The evaluation demonstrates the effectiveness of ALST. Using Llama-8B on H100 GPUs with DeepSpeed ZeRO Stage 3 and optimizer states offload to CPU as a baseline (which supports 32K sequence length), ALST achieves significant improvements:
- 1 GPU: 500K sequence length (16x improvement). This configuration requires weights offload to CPU in addition to optimizer states offload to fit the model.
- 8 GPUs (1 node): 3.7M sequence length (116x improvement).
- 32 GPUs (4 nodes): 15M sequence length (469x improvement).
Evaluations with Llama-3.1-70B and Qwen/Qwen3-32B also show multi-million sequence length capabilities, demonstrating roughly linear scaling of sequence length with the number of GPUs. For these larger models, the bottleneck at very high sequence lengths on 4 and 8 nodes became the available CPU memory for activation checkpoint offloading.
Feature ablations confirm the contribution of each ALST component. While Tiled Logits/Loss and Ulysses SP provide initial gains, Tiled MLP and particularly Activation Checkpoint Offload to CPU enable the largest sequence lengths. Tiled MLP becomes increasingly important at sequence lengths over 5M where hidden states become very large.
Training correctness validation showed that ALST achieves nearly identical loss curves compared to the 32K baseline, confirming the preservation of training quality.

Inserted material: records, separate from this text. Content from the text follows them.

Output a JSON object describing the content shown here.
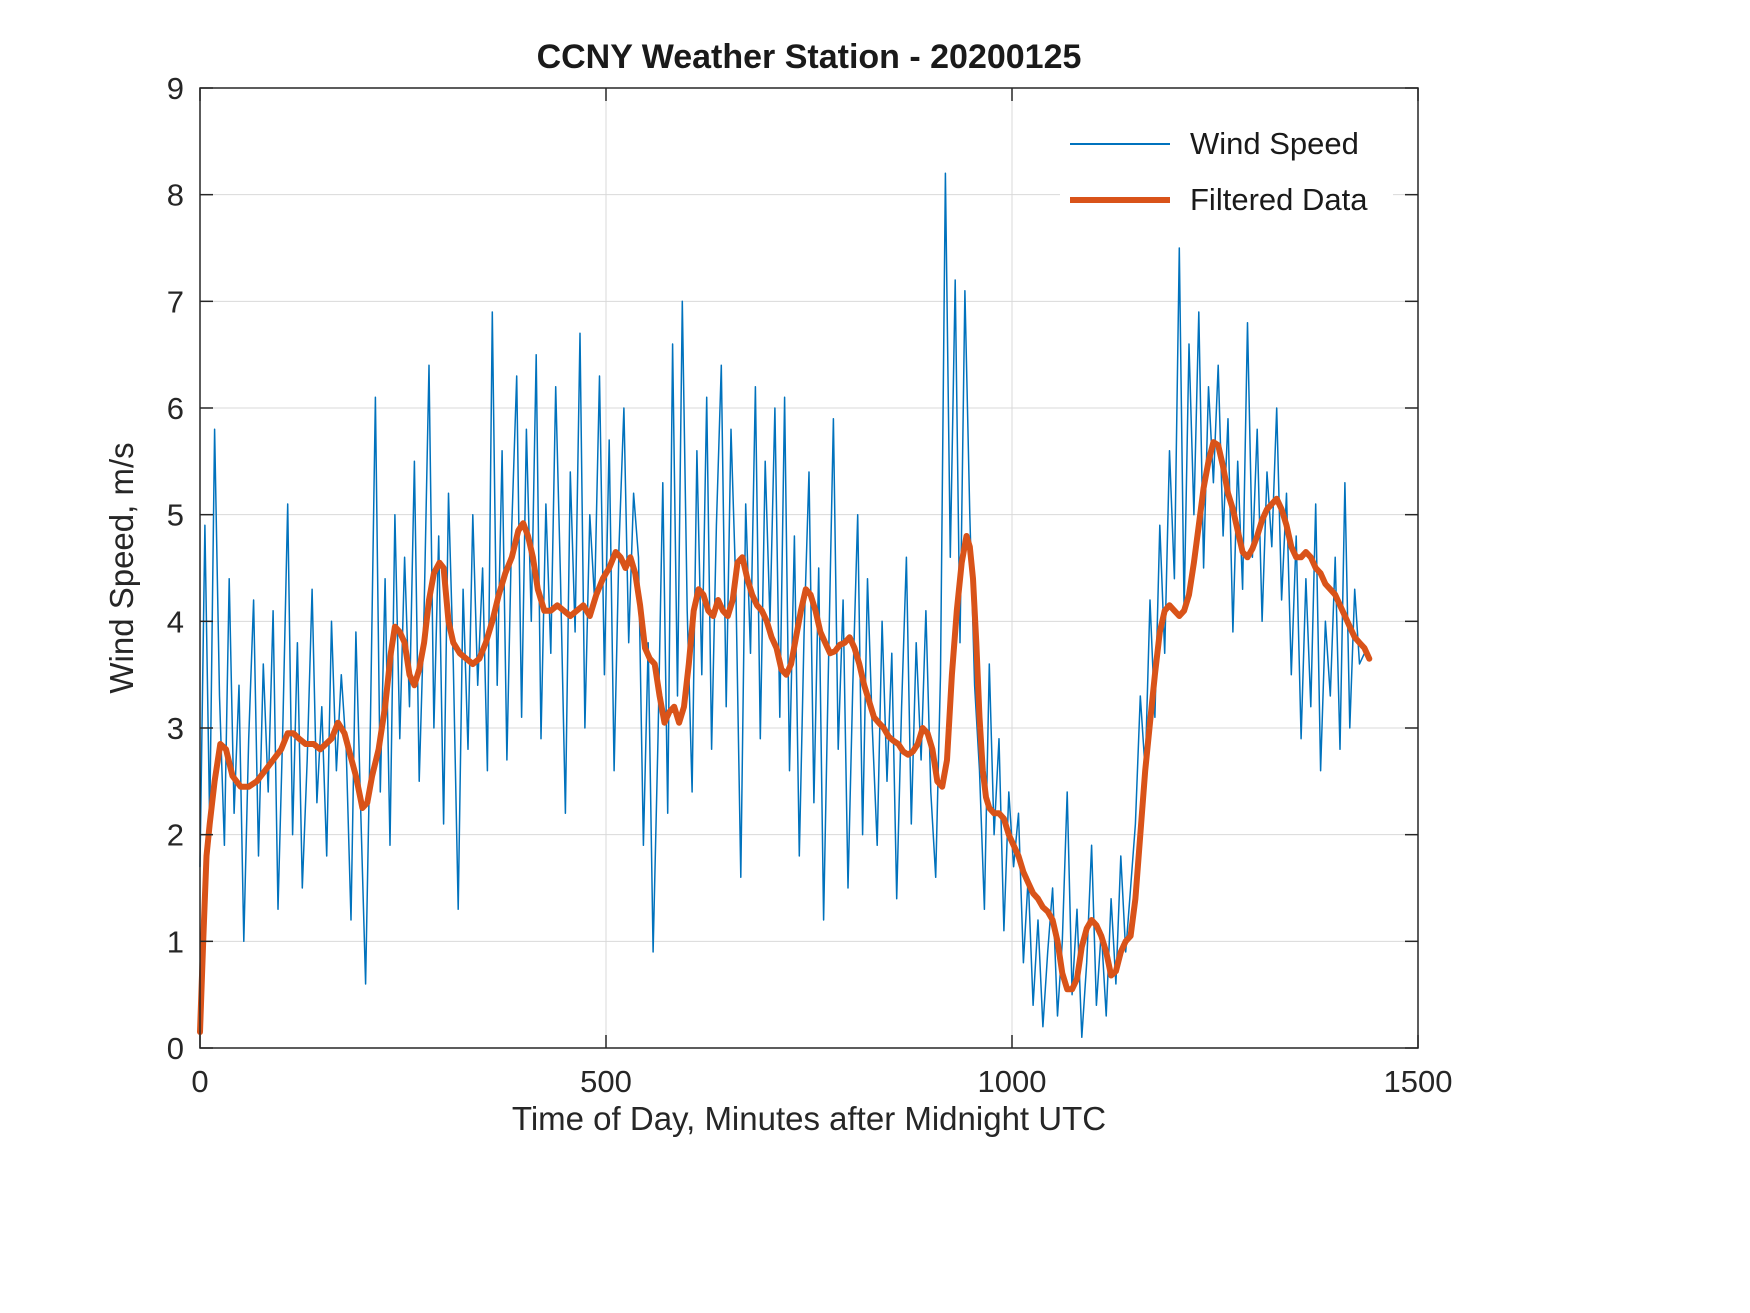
{
  "chart_data": {
    "type": "line",
    "title": "CCNY Weather Station - 20200125",
    "xlabel": "Time of Day, Minutes after Midnight UTC",
    "ylabel": "Wind Speed, m/s",
    "xlim": [
      0,
      1500
    ],
    "ylim": [
      0,
      9
    ],
    "xticks": [
      0,
      500,
      1000,
      1500
    ],
    "yticks": [
      0,
      1,
      2,
      3,
      4,
      5,
      6,
      7,
      8,
      9
    ],
    "grid": true,
    "legend": {
      "position": "top-right",
      "entries": [
        {
          "label": "Wind Speed",
          "color": "#0072BD",
          "line_width": 2
        },
        {
          "label": "Filtered Data",
          "color": "#D95319",
          "line_width": 6
        }
      ]
    },
    "series": [
      {
        "name": "Wind Speed",
        "color": "#0072BD",
        "width": 1.5,
        "x_start": 0,
        "x_step": 6,
        "y": [
          1.7,
          4.9,
          2.1,
          5.8,
          3.3,
          1.9,
          4.4,
          2.2,
          3.4,
          1.0,
          2.9,
          4.2,
          1.8,
          3.6,
          2.4,
          4.1,
          1.3,
          3.0,
          5.1,
          2.0,
          3.8,
          1.5,
          2.7,
          4.3,
          2.3,
          3.2,
          1.8,
          4.0,
          2.6,
          3.5,
          2.8,
          1.2,
          3.9,
          2.2,
          0.6,
          3.1,
          6.1,
          2.4,
          4.4,
          1.9,
          5.0,
          2.9,
          4.6,
          3.2,
          5.5,
          2.5,
          4.1,
          6.4,
          3.0,
          4.8,
          2.1,
          5.2,
          3.6,
          1.3,
          4.3,
          2.8,
          5.0,
          3.4,
          4.5,
          2.6,
          6.9,
          3.4,
          5.6,
          2.7,
          4.9,
          6.3,
          3.1,
          5.8,
          4.0,
          6.5,
          2.9,
          5.1,
          3.7,
          6.2,
          4.4,
          2.2,
          5.4,
          3.9,
          6.7,
          3.0,
          5.0,
          4.2,
          6.3,
          3.5,
          5.7,
          2.6,
          4.7,
          6.0,
          3.8,
          5.2,
          4.6,
          1.9,
          3.8,
          0.9,
          2.9,
          5.3,
          2.2,
          6.6,
          3.3,
          7.0,
          4.1,
          2.4,
          5.6,
          3.5,
          6.1,
          2.8,
          4.9,
          6.4,
          3.2,
          5.8,
          4.3,
          1.6,
          5.1,
          3.7,
          6.2,
          2.9,
          5.5,
          4.0,
          6.0,
          3.1,
          6.1,
          2.6,
          4.8,
          1.8,
          3.9,
          5.4,
          2.3,
          4.5,
          1.2,
          3.6,
          5.9,
          2.8,
          4.2,
          1.5,
          3.4,
          5.0,
          2.0,
          4.4,
          3.0,
          1.9,
          4.0,
          2.5,
          3.7,
          1.4,
          3.2,
          4.6,
          2.1,
          3.8,
          2.7,
          4.1,
          2.4,
          1.6,
          3.5,
          8.2,
          4.6,
          7.2,
          3.8,
          7.1,
          5.0,
          3.4,
          2.6,
          1.3,
          3.6,
          2.0,
          2.9,
          1.1,
          2.4,
          1.7,
          2.2,
          0.8,
          1.6,
          0.4,
          1.2,
          0.2,
          0.9,
          1.5,
          0.3,
          1.0,
          2.4,
          0.5,
          1.3,
          0.1,
          0.8,
          1.9,
          0.4,
          1.1,
          0.3,
          1.4,
          0.6,
          1.8,
          0.9,
          1.5,
          2.1,
          3.3,
          2.6,
          4.2,
          3.1,
          4.9,
          3.7,
          5.6,
          4.4,
          7.5,
          4.1,
          6.6,
          5.0,
          6.9,
          4.5,
          6.2,
          5.3,
          6.4,
          4.8,
          5.9,
          3.9,
          5.5,
          4.3,
          6.8,
          4.6,
          5.8,
          4.0,
          5.4,
          4.7,
          6.0,
          4.2,
          5.2,
          3.5,
          4.8,
          2.9,
          4.4,
          3.2,
          5.1,
          2.6,
          4.0,
          3.3,
          4.6,
          2.8,
          5.3,
          3.0,
          4.3,
          3.6,
          3.7
        ]
      },
      {
        "name": "Filtered Data",
        "color": "#D95319",
        "width": 6,
        "points": [
          [
            0,
            0.15
          ],
          [
            4,
            1.0
          ],
          [
            8,
            1.8
          ],
          [
            12,
            2.1
          ],
          [
            18,
            2.5
          ],
          [
            25,
            2.85
          ],
          [
            32,
            2.8
          ],
          [
            40,
            2.55
          ],
          [
            50,
            2.45
          ],
          [
            60,
            2.45
          ],
          [
            70,
            2.5
          ],
          [
            80,
            2.6
          ],
          [
            90,
            2.7
          ],
          [
            100,
            2.8
          ],
          [
            108,
            2.95
          ],
          [
            115,
            2.95
          ],
          [
            122,
            2.9
          ],
          [
            130,
            2.85
          ],
          [
            140,
            2.85
          ],
          [
            148,
            2.8
          ],
          [
            155,
            2.85
          ],
          [
            162,
            2.9
          ],
          [
            170,
            3.05
          ],
          [
            178,
            2.95
          ],
          [
            185,
            2.75
          ],
          [
            192,
            2.55
          ],
          [
            200,
            2.25
          ],
          [
            206,
            2.3
          ],
          [
            212,
            2.55
          ],
          [
            220,
            2.8
          ],
          [
            228,
            3.2
          ],
          [
            235,
            3.7
          ],
          [
            240,
            3.95
          ],
          [
            246,
            3.9
          ],
          [
            252,
            3.8
          ],
          [
            258,
            3.5
          ],
          [
            264,
            3.4
          ],
          [
            270,
            3.55
          ],
          [
            276,
            3.8
          ],
          [
            282,
            4.2
          ],
          [
            288,
            4.45
          ],
          [
            295,
            4.55
          ],
          [
            300,
            4.5
          ],
          [
            306,
            4.0
          ],
          [
            312,
            3.8
          ],
          [
            320,
            3.7
          ],
          [
            328,
            3.65
          ],
          [
            336,
            3.6
          ],
          [
            344,
            3.65
          ],
          [
            352,
            3.8
          ],
          [
            360,
            4.0
          ],
          [
            368,
            4.25
          ],
          [
            376,
            4.45
          ],
          [
            384,
            4.6
          ],
          [
            392,
            4.85
          ],
          [
            398,
            4.92
          ],
          [
            404,
            4.8
          ],
          [
            410,
            4.6
          ],
          [
            416,
            4.3
          ],
          [
            424,
            4.1
          ],
          [
            432,
            4.1
          ],
          [
            440,
            4.15
          ],
          [
            448,
            4.1
          ],
          [
            456,
            4.05
          ],
          [
            464,
            4.1
          ],
          [
            472,
            4.15
          ],
          [
            480,
            4.05
          ],
          [
            488,
            4.25
          ],
          [
            496,
            4.4
          ],
          [
            504,
            4.5
          ],
          [
            512,
            4.65
          ],
          [
            518,
            4.6
          ],
          [
            524,
            4.5
          ],
          [
            530,
            4.6
          ],
          [
            536,
            4.45
          ],
          [
            542,
            4.15
          ],
          [
            548,
            3.75
          ],
          [
            554,
            3.65
          ],
          [
            560,
            3.6
          ],
          [
            566,
            3.3
          ],
          [
            572,
            3.05
          ],
          [
            578,
            3.15
          ],
          [
            584,
            3.2
          ],
          [
            590,
            3.05
          ],
          [
            596,
            3.2
          ],
          [
            602,
            3.6
          ],
          [
            608,
            4.1
          ],
          [
            614,
            4.3
          ],
          [
            620,
            4.25
          ],
          [
            626,
            4.1
          ],
          [
            632,
            4.05
          ],
          [
            638,
            4.2
          ],
          [
            644,
            4.1
          ],
          [
            650,
            4.05
          ],
          [
            656,
            4.2
          ],
          [
            662,
            4.55
          ],
          [
            668,
            4.6
          ],
          [
            674,
            4.4
          ],
          [
            680,
            4.25
          ],
          [
            686,
            4.15
          ],
          [
            692,
            4.1
          ],
          [
            698,
            4.0
          ],
          [
            704,
            3.85
          ],
          [
            710,
            3.75
          ],
          [
            716,
            3.55
          ],
          [
            722,
            3.5
          ],
          [
            728,
            3.6
          ],
          [
            734,
            3.85
          ],
          [
            740,
            4.1
          ],
          [
            746,
            4.3
          ],
          [
            752,
            4.25
          ],
          [
            758,
            4.1
          ],
          [
            764,
            3.9
          ],
          [
            770,
            3.8
          ],
          [
            776,
            3.7
          ],
          [
            782,
            3.72
          ],
          [
            788,
            3.78
          ],
          [
            794,
            3.8
          ],
          [
            800,
            3.85
          ],
          [
            806,
            3.75
          ],
          [
            812,
            3.6
          ],
          [
            818,
            3.4
          ],
          [
            824,
            3.25
          ],
          [
            830,
            3.1
          ],
          [
            836,
            3.05
          ],
          [
            842,
            3.0
          ],
          [
            848,
            2.92
          ],
          [
            854,
            2.88
          ],
          [
            860,
            2.85
          ],
          [
            866,
            2.78
          ],
          [
            872,
            2.75
          ],
          [
            878,
            2.78
          ],
          [
            884,
            2.85
          ],
          [
            890,
            3.0
          ],
          [
            896,
            2.95
          ],
          [
            902,
            2.8
          ],
          [
            908,
            2.5
          ],
          [
            914,
            2.45
          ],
          [
            920,
            2.7
          ],
          [
            926,
            3.5
          ],
          [
            932,
            4.1
          ],
          [
            938,
            4.55
          ],
          [
            944,
            4.8
          ],
          [
            948,
            4.7
          ],
          [
            952,
            4.4
          ],
          [
            956,
            3.8
          ],
          [
            960,
            3.1
          ],
          [
            964,
            2.6
          ],
          [
            968,
            2.35
          ],
          [
            972,
            2.25
          ],
          [
            978,
            2.2
          ],
          [
            984,
            2.2
          ],
          [
            990,
            2.15
          ],
          [
            996,
            2.0
          ],
          [
            1002,
            1.9
          ],
          [
            1008,
            1.8
          ],
          [
            1014,
            1.65
          ],
          [
            1020,
            1.55
          ],
          [
            1026,
            1.45
          ],
          [
            1032,
            1.4
          ],
          [
            1038,
            1.32
          ],
          [
            1044,
            1.28
          ],
          [
            1050,
            1.2
          ],
          [
            1056,
            1.0
          ],
          [
            1062,
            0.7
          ],
          [
            1068,
            0.55
          ],
          [
            1074,
            0.55
          ],
          [
            1080,
            0.65
          ],
          [
            1086,
            0.95
          ],
          [
            1092,
            1.12
          ],
          [
            1098,
            1.2
          ],
          [
            1104,
            1.15
          ],
          [
            1110,
            1.05
          ],
          [
            1116,
            0.9
          ],
          [
            1122,
            0.68
          ],
          [
            1128,
            0.72
          ],
          [
            1134,
            0.9
          ],
          [
            1140,
            1.0
          ],
          [
            1146,
            1.05
          ],
          [
            1152,
            1.4
          ],
          [
            1158,
            2.0
          ],
          [
            1164,
            2.6
          ],
          [
            1170,
            3.05
          ],
          [
            1176,
            3.5
          ],
          [
            1182,
            3.9
          ],
          [
            1188,
            4.1
          ],
          [
            1194,
            4.15
          ],
          [
            1200,
            4.1
          ],
          [
            1206,
            4.05
          ],
          [
            1212,
            4.1
          ],
          [
            1218,
            4.25
          ],
          [
            1224,
            4.55
          ],
          [
            1230,
            4.9
          ],
          [
            1236,
            5.25
          ],
          [
            1242,
            5.5
          ],
          [
            1248,
            5.68
          ],
          [
            1254,
            5.65
          ],
          [
            1260,
            5.45
          ],
          [
            1266,
            5.2
          ],
          [
            1272,
            5.05
          ],
          [
            1278,
            4.85
          ],
          [
            1284,
            4.65
          ],
          [
            1290,
            4.6
          ],
          [
            1296,
            4.68
          ],
          [
            1302,
            4.8
          ],
          [
            1308,
            4.95
          ],
          [
            1314,
            5.05
          ],
          [
            1320,
            5.1
          ],
          [
            1326,
            5.15
          ],
          [
            1332,
            5.05
          ],
          [
            1338,
            4.9
          ],
          [
            1344,
            4.7
          ],
          [
            1350,
            4.6
          ],
          [
            1356,
            4.6
          ],
          [
            1362,
            4.65
          ],
          [
            1368,
            4.6
          ],
          [
            1374,
            4.5
          ],
          [
            1380,
            4.45
          ],
          [
            1386,
            4.35
          ],
          [
            1392,
            4.3
          ],
          [
            1398,
            4.25
          ],
          [
            1404,
            4.15
          ],
          [
            1410,
            4.05
          ],
          [
            1416,
            3.95
          ],
          [
            1422,
            3.85
          ],
          [
            1428,
            3.8
          ],
          [
            1434,
            3.75
          ],
          [
            1440,
            3.65
          ]
        ]
      }
    ]
  },
  "colors": {
    "axis": "#262626",
    "grid": "#d9d9d9",
    "tick_label": "#262626",
    "background": "#ffffff"
  }
}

Users can try ALST using the open-sourced implementation within the ArcticTraining framework [arctictraining] and DeepSpeed [deepspeed], specifically via the tutorials provided on the DeepSpeed website. ArcticTraining includes pre-configured recipes for long-sequence post-training.
Limitations and Notes:
- Current maximum Sequence Parallelism degree is limited by the number of query heads.

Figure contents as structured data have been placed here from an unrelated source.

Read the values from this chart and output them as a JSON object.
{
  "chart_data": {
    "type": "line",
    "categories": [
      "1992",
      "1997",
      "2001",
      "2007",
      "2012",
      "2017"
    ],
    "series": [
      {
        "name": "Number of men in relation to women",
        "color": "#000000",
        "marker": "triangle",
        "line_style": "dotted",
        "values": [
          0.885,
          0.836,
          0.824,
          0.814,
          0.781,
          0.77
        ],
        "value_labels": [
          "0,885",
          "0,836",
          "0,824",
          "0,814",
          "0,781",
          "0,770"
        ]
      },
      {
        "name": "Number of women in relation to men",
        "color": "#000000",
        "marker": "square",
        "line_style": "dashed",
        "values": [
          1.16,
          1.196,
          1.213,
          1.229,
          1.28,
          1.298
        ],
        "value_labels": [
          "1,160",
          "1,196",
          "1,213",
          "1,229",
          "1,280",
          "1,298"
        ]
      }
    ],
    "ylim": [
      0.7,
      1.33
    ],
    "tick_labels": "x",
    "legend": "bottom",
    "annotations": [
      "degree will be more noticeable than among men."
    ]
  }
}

- The number of query/key/value heads must be divisible by the SP degree for balanced computation.
- Training with very long sequences requires a dataset with samples of corresponding length; packing short samples into a long sequence without respecting sample boundaries during training will not teach the model to handle long contexts during inference.

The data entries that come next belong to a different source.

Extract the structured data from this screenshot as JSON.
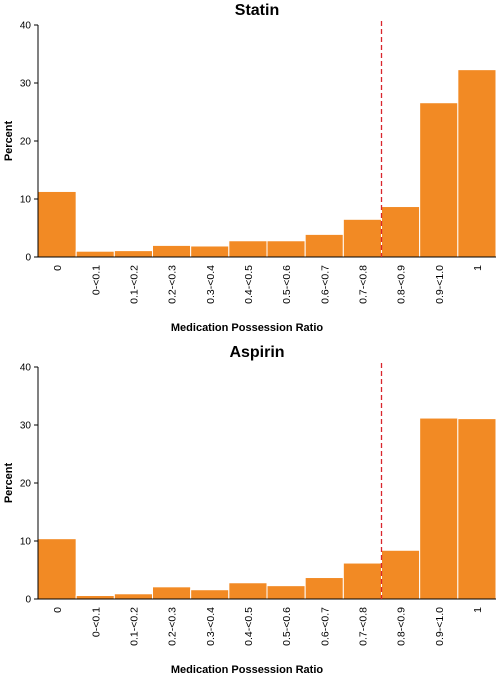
{
  "chart_data": [
    {
      "type": "bar",
      "title": "Statin",
      "xlabel": "Medication Possession Ratio",
      "ylabel": "Percent",
      "ylim": [
        0,
        40
      ],
      "yticks": [
        0,
        10,
        20,
        30,
        40
      ],
      "categories": [
        "0",
        "0-<0.1",
        "0.1-<0.2",
        "0.2-<0.3",
        "0.3-<0.4",
        "0.4-<0.5",
        "0.5-<0.6",
        "0.6-<0.7",
        "0.7-<0.8",
        "0.8-<0.9",
        "0.9-<1.0",
        "1"
      ],
      "values": [
        11.3,
        1.0,
        1.1,
        2.0,
        1.9,
        2.8,
        2.8,
        3.9,
        6.5,
        8.7,
        26.6,
        32.3
      ],
      "reference_line": {
        "x": 0.8,
        "style": "dashed",
        "color": "#d9262c"
      },
      "bar_color": "#f28a24",
      "grid": false
    },
    {
      "type": "bar",
      "title": "Aspirin",
      "xlabel": "Medication Possession Ratio",
      "ylabel": "Percent",
      "ylim": [
        0,
        40
      ],
      "yticks": [
        0,
        10,
        20,
        30,
        40
      ],
      "categories": [
        "0",
        "0-<0.1",
        "0.1-<0.2",
        "0.2-<0.3",
        "0.3-<0.4",
        "0.4-<0.5",
        "0.5-<0.6",
        "0.6-<0.7",
        "0.7-<0.8",
        "0.8-<0.9",
        "0.9-<1.0",
        "1"
      ],
      "values": [
        10.4,
        0.6,
        0.9,
        2.1,
        1.6,
        2.8,
        2.3,
        3.7,
        6.2,
        8.4,
        31.2,
        31.1
      ],
      "reference_line": {
        "x": 0.8,
        "style": "dashed",
        "color": "#d9262c"
      },
      "bar_color": "#f28a24",
      "grid": false
    }
  ]
}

- FlashAttention2 handles packed samples with position ids correctly, while SDPA in Hugging Face might attend to the entire packed sequence if not using actual long samples.
Future work aims to improve performance, remove current limitations on SP degree and head count divisibility, and integrate ALST more broadly into frameworks like Hugging Face Accelerate and Trainer.